Или например при памятовании о дыхании:



> Он тренируется вдыхать, чувствуя всё тело,
> тренируется выдыхать, чувствуя всё тело.
> 
> Sabbakāyapaṭisaṃvedī assasissāmīti sikkhati.
> Sabbakāyapaṭisaṃvedī passasissāmīti sikkhati. 
> (Сатипаттхана сутта)


В этом отрывке говорится о том, чтобы чувствовать _всё тело_, а не только какую-то точку.

----------

Антончик (20.06.2014), Нико (20.06.2014)

----------


## Нико

> Ну Хопкинс для меня не особо авторитет. Тем более что он не единственный переводчик, который кого-то на протяжении многих лет переводил. Вдобавок он нашел английский эквивалент, а не русский. Разница чувствуется? 
> А что касается санскрита и тибетского, так в тибетском нет точного соответствия когда А=Б по отношению к санскриту.
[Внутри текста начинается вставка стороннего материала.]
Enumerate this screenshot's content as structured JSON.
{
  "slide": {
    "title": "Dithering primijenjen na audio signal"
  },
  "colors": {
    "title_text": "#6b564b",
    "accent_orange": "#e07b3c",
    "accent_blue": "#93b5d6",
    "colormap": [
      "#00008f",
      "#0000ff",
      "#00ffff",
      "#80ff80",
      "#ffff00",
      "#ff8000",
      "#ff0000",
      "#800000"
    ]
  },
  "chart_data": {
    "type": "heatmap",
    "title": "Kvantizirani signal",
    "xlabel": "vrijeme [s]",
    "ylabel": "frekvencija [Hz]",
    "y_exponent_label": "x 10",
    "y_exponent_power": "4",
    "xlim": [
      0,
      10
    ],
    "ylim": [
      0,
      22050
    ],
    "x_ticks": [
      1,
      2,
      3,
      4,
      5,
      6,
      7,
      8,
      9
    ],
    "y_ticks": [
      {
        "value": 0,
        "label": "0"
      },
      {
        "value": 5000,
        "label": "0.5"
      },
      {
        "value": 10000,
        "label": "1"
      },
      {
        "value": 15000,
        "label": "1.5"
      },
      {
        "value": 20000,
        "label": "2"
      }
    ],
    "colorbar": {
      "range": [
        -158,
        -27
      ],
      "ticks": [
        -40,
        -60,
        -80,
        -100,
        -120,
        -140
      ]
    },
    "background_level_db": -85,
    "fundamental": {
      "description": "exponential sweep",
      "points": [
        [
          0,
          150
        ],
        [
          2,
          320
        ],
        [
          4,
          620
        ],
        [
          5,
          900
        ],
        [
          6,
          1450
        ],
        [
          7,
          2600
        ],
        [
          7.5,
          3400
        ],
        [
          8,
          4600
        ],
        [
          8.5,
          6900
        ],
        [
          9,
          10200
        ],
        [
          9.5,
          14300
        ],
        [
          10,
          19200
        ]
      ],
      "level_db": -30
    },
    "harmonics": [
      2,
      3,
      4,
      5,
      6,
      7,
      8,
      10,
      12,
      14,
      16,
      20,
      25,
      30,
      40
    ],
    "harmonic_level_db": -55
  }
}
И там есть моменты когда некоторые слова в тибетском соотносятся с несколькими разными словами на санскрите.


Для меня Хопкинс авторитетнее Турмана и Берзина. 12 лет устно переводил ЕСДЛ. Ну а насчёт английских эквивалентов, конечно, он же не владеет русским))). Вот нам бы такое же на русском. И конференции русскоязычных переводчиков тут уместны, только раньше их пробовали затевать в Питере, и всем известно, чем бы это кончилось).

Добавлю, что нынешний переводчик ЕСДЛ Тензин Цепак в терминах ориентируется в основном на Хопкинса.

----------

Цхултрим Тращи (20.06.2014)

----------


## Карма Палджор

> Для меня Хопкинс авторитетнее Турмана и Берзина. 12 лет устно переводил ЕСДЛ. Ну а насчёт английских эквивалентов, конечно, он же не владеет русским))). Вот нам бы такое же на русском. И конференции русскоязычных переводчиков тут уместны, только раньше их пробовали затевать в Питере, и всем известно, чем бы это кончилось).


Для меня Эрик авторитетнее Хопкинса. И то что Хопкинс переводил ЕСДЛ довольно долго - не показатель. Это показателем не является. Мне как-то тоже предлагали попереводить на по крайней мере одном или двух событиях, связанных с ЕСДЛ. и что?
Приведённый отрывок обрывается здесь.